The candidate also has the potential to be administered every six months due to its enhanced potency and half-life extension technology, the company said.

Tony Wood, chief scientific officer at GSK, said that AIO-001 could “expand the reach of [its] respiratory biologics portfolio, including to the 40% of severe asthma patients with low T2 inflammation where treatment options are still needed”.

Under the terms of the agreement, GSK will pay Aiolos $1bn upfront and up to $400m in certain success-based regulatory milestone payments. GSK will also be responsible for success-based milestone payments and tiered royalties owed to Hengrui Pharma, which licensed AIO-001 to Aiolo.

The Medicines and Healthcare products Regulatory Agency (MHRA) has approved Santhera Pharmaceuticals’ Agamree (vamorolone) to treat Duchenne muscular dystrophy (DMD) in patients aged four years and older.

Estimated to affect one in every 3,500 male births worldwide, DMD is a rare muscle-wasting disorder caused by a change or mutation in the gene that encodes instructions for dystrophin.
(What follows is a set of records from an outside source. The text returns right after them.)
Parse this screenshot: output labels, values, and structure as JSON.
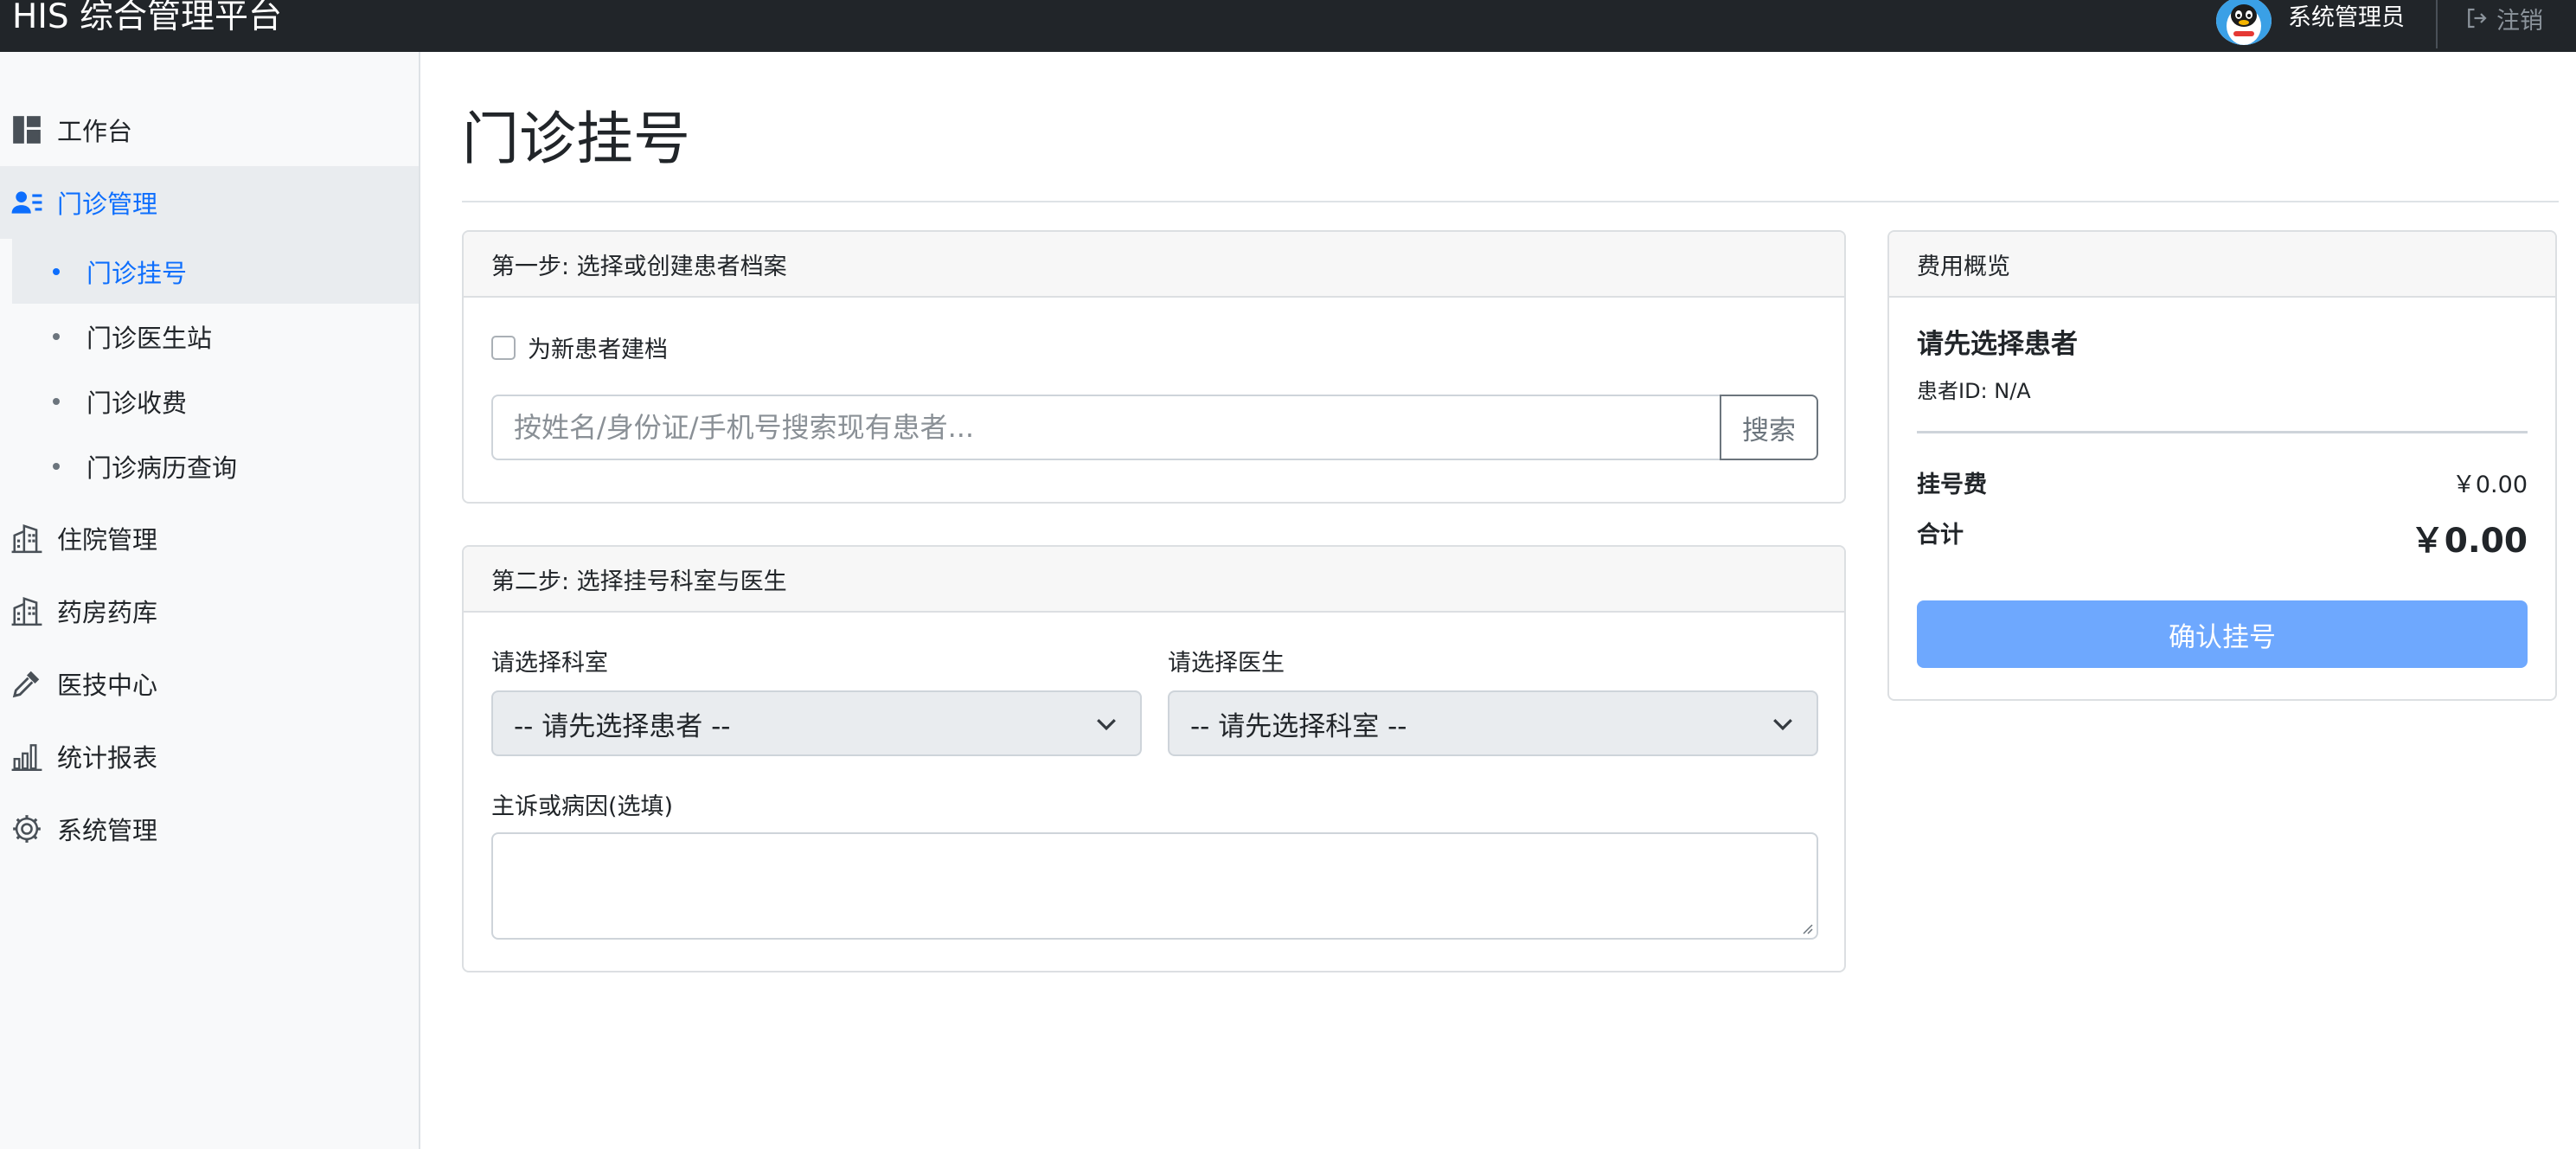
{
  "app": {
    "brand": "HIS 综合管理平台",
    "user_name": "系统管理员",
    "logout_label": "注销"
  },
  "sidebar": {
    "items": [
      {
        "label": "工作台",
        "icon": "dashboard-icon"
      },
      {
        "label": "门诊管理",
        "icon": "people-list-icon",
        "active": true
      },
      {
        "label": "住院管理",
        "icon": "building-icon"
      },
      {
        "label": "药房药库",
        "icon": "building-icon"
      },
      {
        "label": "医技中心",
        "icon": "eyedropper-icon"
      },
      {
        "label": "统计报表",
        "icon": "bar-chart-icon"
      },
      {
        "label": "系统管理",
        "icon": "gear-icon"
      }
    ],
    "sub_items": [
      {
        "label": "门诊挂号",
        "active": true
      },
      {
        "label": "门诊医生站"
      },
      {
        "label": "门诊收费"
      },
      {
        "label": "门诊病历查询"
      }
    ]
  },
  "main": {
    "title": "门诊挂号",
    "step1": {
      "header": "第一步: 选择或创建患者档案",
      "new_patient_label": "为新患者建档",
      "search_placeholder": "按姓名/身份证/手机号搜索现有患者...",
      "search_button": "搜索"
    },
    "step2": {
      "header": "第二步: 选择挂号科室与医生",
      "dept_label": "请选择科室",
      "dept_value": "-- 请先选择患者 --",
      "doctor_label": "请选择医生",
      "doctor_value": "-- 请先选择科室 --",
      "complaint_label": "主诉或病因(选填)"
    },
    "fee": {
      "header": "费用概览",
      "patient_prompt": "请先选择患者",
      "patient_id": "患者ID: N/A",
      "reg_fee_label": "挂号费",
      "reg_fee_value": "￥0.00",
      "total_label": "合计",
      "total_value": "￥0.00",
      "confirm_button": "确认挂号"
    }
  },
  "colors": {
    "topbar": "#212529",
    "accent": "#0d6efd",
    "confirm_button": "#6ea8fe",
    "sidebar_bg": "#f8f9fa"
  }
}
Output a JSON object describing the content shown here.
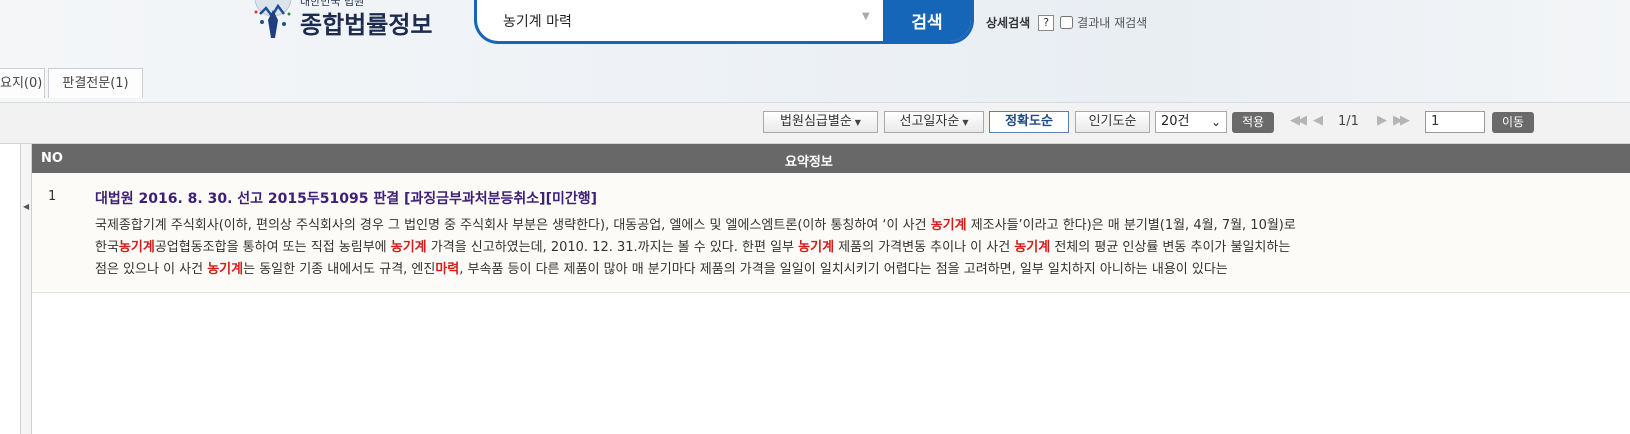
{
  "header": {
    "logo_subtitle": "대한민국 법원",
    "logo_title": "종합법률정보",
    "search_value": "농기계 마력",
    "search_button": "검색",
    "advanced_search": "상세검색",
    "help": "?",
    "search_within_results": "결과내 재검색"
  },
  "tabs": [
    {
      "label": "요지(0)"
    },
    {
      "label": "판결전문(1)"
    }
  ],
  "toolbar": {
    "sort_court": "법원심급별순",
    "sort_date": "선고일자순",
    "sort_accuracy": "정확도순",
    "sort_popularity": "인기도순",
    "page_size": "20건",
    "apply": "적용",
    "page_info": "1/1",
    "page_input": "1",
    "go": "이동"
  },
  "table": {
    "col_no": "NO",
    "col_summary": "요약정보",
    "rows": [
      {
        "no": "1",
        "title": "대법원 2016. 8. 30. 선고 2015두51095 판결 [과징금부과처분등취소][미간행]",
        "summary_lines": [
          [
            {
              "t": "국제종합기계 주식회사(이하, 편의상 주식회사의 경우 그 법인명 중 주식회사 부분은 생략한다), 대동공업, 엘에스 및 엘에스엠트론(이하 통칭하여 ‘이 사건 "
            },
            {
              "t": "농기계",
              "hl": true
            },
            {
              "t": " 제조사들’이라고 한다)은 매 분기별(1월, 4월, 7월, 10월)로"
            }
          ],
          [
            {
              "t": "한국"
            },
            {
              "t": "농기계",
              "hl": true
            },
            {
              "t": "공업협동조합을 통하여 또는 직접 농림부에 "
            },
            {
              "t": "농기계",
              "hl": true
            },
            {
              "t": " 가격을 신고하였는데, 2010. 12. 31.까지는 볼 수 있다. 한편 일부 "
            },
            {
              "t": "농기계",
              "hl": true
            },
            {
              "t": " 제품의 가격변동 추이나 이 사건 "
            },
            {
              "t": "농기계",
              "hl": true
            },
            {
              "t": " 전체의 평균 인상률 변동 추이가 불일치하는"
            }
          ],
          [
            {
              "t": "점은 있으나 이 사건 "
            },
            {
              "t": "농기계",
              "hl": true
            },
            {
              "t": "는 동일한 기종 내에서도 규격, 엔진"
            },
            {
              "t": "마력",
              "hl": true
            },
            {
              "t": ", 부속품 등이 다른 제품이 많아 매 분기마다 제품의 가격을 일일이 일치시키기 어렵다는 점을 고려하면, 일부 일치하지 아니하는 내용이 있다는"
            }
          ]
        ]
      }
    ]
  },
  "colors": {
    "search_blue": "#1565b8",
    "header_gray": "#686868",
    "highlight_red": "#d41c1c",
    "title_purple": "#3e1f78"
  }
}
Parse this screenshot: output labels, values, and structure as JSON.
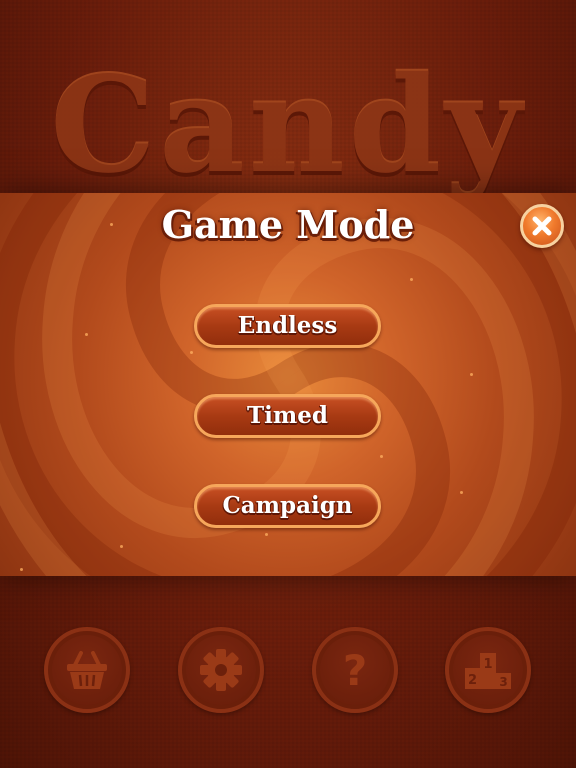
{
  "background": {
    "logo_text": "Candy"
  },
  "dialog": {
    "title": "Game Mode",
    "close_icon": "close-x-icon",
    "buttons": [
      {
        "label": "Endless"
      },
      {
        "label": "Timed"
      },
      {
        "label": "Campaign"
      }
    ]
  },
  "bottom_bar": {
    "icons": [
      "shop-basket-icon",
      "settings-gear-icon",
      "help-question-icon",
      "leaderboard-podium-icon"
    ],
    "podium_numbers": [
      "1",
      "2",
      "3"
    ],
    "help_glyph": "?"
  },
  "colors": {
    "accent_orange": "#f07a2c",
    "button_fill": "#a83a13",
    "button_border": "#f6a75b",
    "background_dark": "#6b1d0b"
  }
}
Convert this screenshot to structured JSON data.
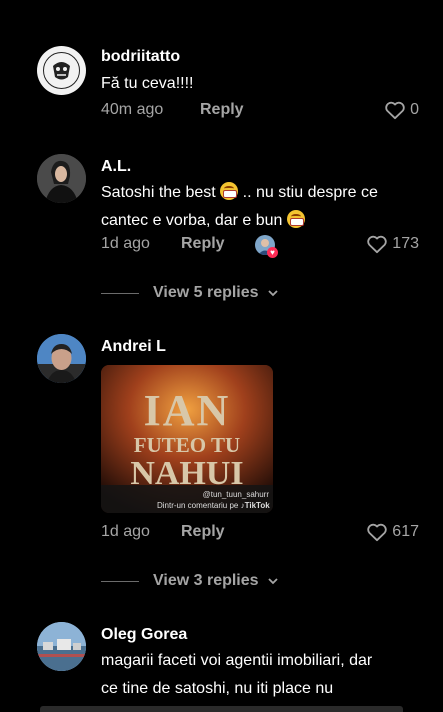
{
  "comments": [
    {
      "username": "bodriitatto",
      "text": "Fă tu ceva!!!!",
      "time": "40m ago",
      "reply_label": "Reply",
      "likes": "0",
      "avatar_icon": "tattoo-logo-avatar",
      "avatar_text": "BODRIITATTO"
    },
    {
      "username": "A.L.",
      "text_line1": "Satoshi the best",
      "text_line1_after": " .. nu stiu despre ce",
      "text_line2": "cantec e vorba, dar e bun",
      "time": "1d ago",
      "reply_label": "Reply",
      "likes": "173",
      "view_replies": "View 5 replies"
    },
    {
      "username": "Andrei L",
      "media_line1": "IAN",
      "media_line2": "FUTEO TU",
      "media_line3": "NAHUI",
      "media_handle": "@tun_tuun_sahurr",
      "media_caption": "Dintr-un comentariu pe",
      "media_brand": "TikTok",
      "time": "1d ago",
      "reply_label": "Reply",
      "likes": "617",
      "view_replies": "View 3 replies"
    },
    {
      "username": "Oleg Gorea",
      "text_line1": "magarii faceti voi agentii imobiliari, dar",
      "text_line2": "ce tine de satoshi, nu iti place nu"
    }
  ],
  "colors": {
    "background": "#000000",
    "text": "#ffffff",
    "secondary": "#a5a5a5",
    "emoji": "#f4c430",
    "liked_badge": "#fe2c55"
  }
}
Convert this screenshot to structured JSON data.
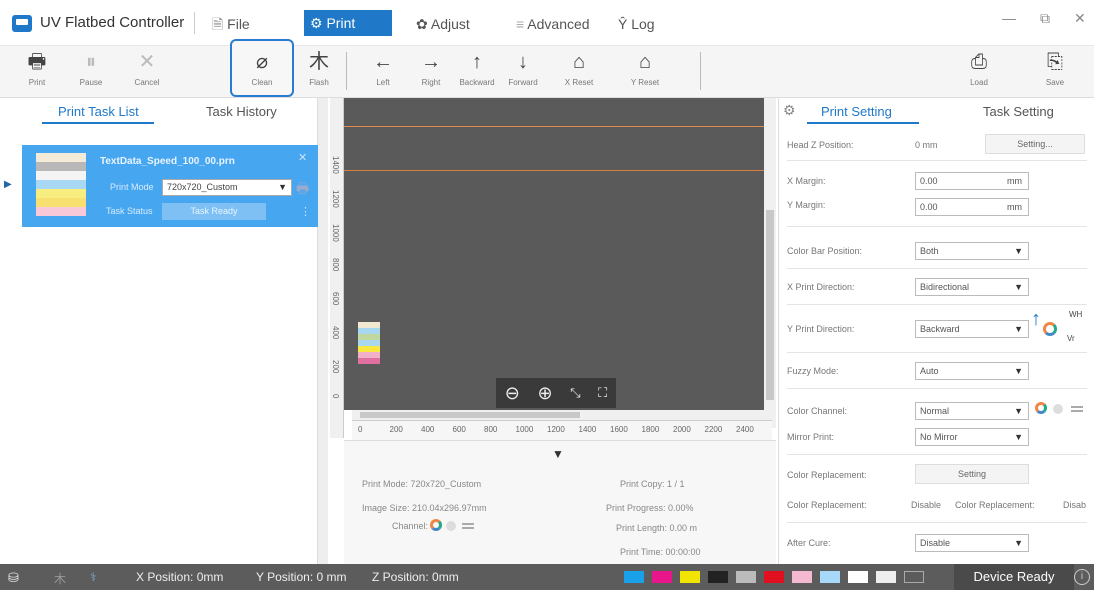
{
  "app": {
    "title": "UV Flatbed Controller"
  },
  "menu": {
    "file": "File",
    "print": "Print",
    "adjust": "Adjust",
    "advanced": "Advanced",
    "log": "Log",
    "file_icon": "document-icon",
    "print_icon": "gear-icon"
  },
  "toolbar": {
    "print": "Print",
    "pause": "Pause",
    "cancel": "Cancel",
    "clean": "Clean",
    "flash": "Flash",
    "left": "Left",
    "right": "Right",
    "backward": "Backward",
    "forward": "Forward",
    "x_reset": "X Reset",
    "y_reset": "Y Reset",
    "load": "Load",
    "save": "Save"
  },
  "left": {
    "tab_tasks": "Print Task List",
    "tab_history": "Task History",
    "task": {
      "name": "TextData_Speed_100_00.prn",
      "print_mode_label": "Print Mode",
      "print_mode": "720x720_Custom",
      "status_label": "Task Status",
      "status": "Task Ready"
    }
  },
  "canvas": {
    "rulers_x": [
      "0",
      "200",
      "400",
      "600",
      "800",
      "1000",
      "1200",
      "1400",
      "1600",
      "1800",
      "2000",
      "2200",
      "2400"
    ],
    "rulers_y": [
      "1400",
      "1200",
      "1000",
      "800",
      "600",
      "400",
      "200",
      "0"
    ]
  },
  "info": {
    "print_mode": "Print Mode: 720x720_Custom",
    "image_size": "Image Size: 210.04x296.97mm",
    "channel": "Channel:",
    "print_copy": "Print Copy: 1 / 1",
    "print_progress": "Print Progress: 0.00%",
    "print_length": "Print Length: 0.00 m",
    "print_time": "Print Time: 00:00:00"
  },
  "right": {
    "tab_print": "Print Setting",
    "tab_task": "Task Setting",
    "head_z_label": "Head Z Position:",
    "head_z": "0 mm",
    "setting_btn": "Setting...",
    "x_margin_label": "X Margin:",
    "x_margin": "0.00",
    "y_margin_label": "Y Margin:",
    "y_margin": "0.00",
    "unit": "mm",
    "color_bar_label": "Color Bar Position:",
    "color_bar": "Both",
    "x_dir_label": "X Print Direction:",
    "x_dir": "Bidirectional",
    "y_dir_label": "Y Print Direction:",
    "y_dir": "Backward",
    "wh": "WH",
    "vr": "Vr",
    "fuzzy_label": "Fuzzy Mode:",
    "fuzzy": "Auto",
    "color_channel_label": "Color Channel:",
    "color_channel": "Normal",
    "mirror_label": "Mirror Print:",
    "mirror": "No Mirror",
    "color_rep_label": "Color Replacement:",
    "color_rep_btn": "Setting",
    "color_rep2_label": "Color Replacement:",
    "color_rep2_val": "Disable",
    "color_rep3_label": "Color Replacement:",
    "color_rep3_val": "Disab",
    "after_cure_label": "After Cure:",
    "after_cure": "Disable"
  },
  "status": {
    "x_pos": "X Position: 0mm",
    "y_pos": "Y Position: 0 mm",
    "z_pos": "Z Position: 0mm",
    "device": "Device Ready",
    "ink_colors": [
      "#1aa0e8",
      "#e8168a",
      "#f0e400",
      "#222222",
      "#bbbbbb",
      "#e01020",
      "#f4b8d0",
      "#a8d8f8",
      "#ffffff",
      "#eeeeee",
      "#888888"
    ]
  },
  "colors": {
    "accent": "#1f78c8",
    "task_bg": "#47a6f0",
    "canvas": "#5a5a5a"
  }
}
Agamree is a dissociative steroid that works in a similar way to existing corticosteroids, the current standard of care for children and adolescent patients with DMD, but without the same safety concerns.

The MHRA’s decision on the drug, which applies to DMD patients regardless of their underlying mutation or ambulatory status, was supported by results from the pivotal VISION-DMD study and three open-label studies.

In VISION-DMD, patients treated with Agamree on average maintained growth similar to those treated with placebo, while those treated with the corticosteroid prednisone on average experienced growth stunting. Additionally, those who switched from prednisone to Agamree after 24 weeks were, on average, able to resume growing in height over the remainder of the study.

An exclusive licence from ReveraGen for all indications worldwide to Agamree is held by Santhera, which has out-licensed rights to the drug for North America to Catalyst Pharmaceuticals and for China to Sperogenix Therapeutics.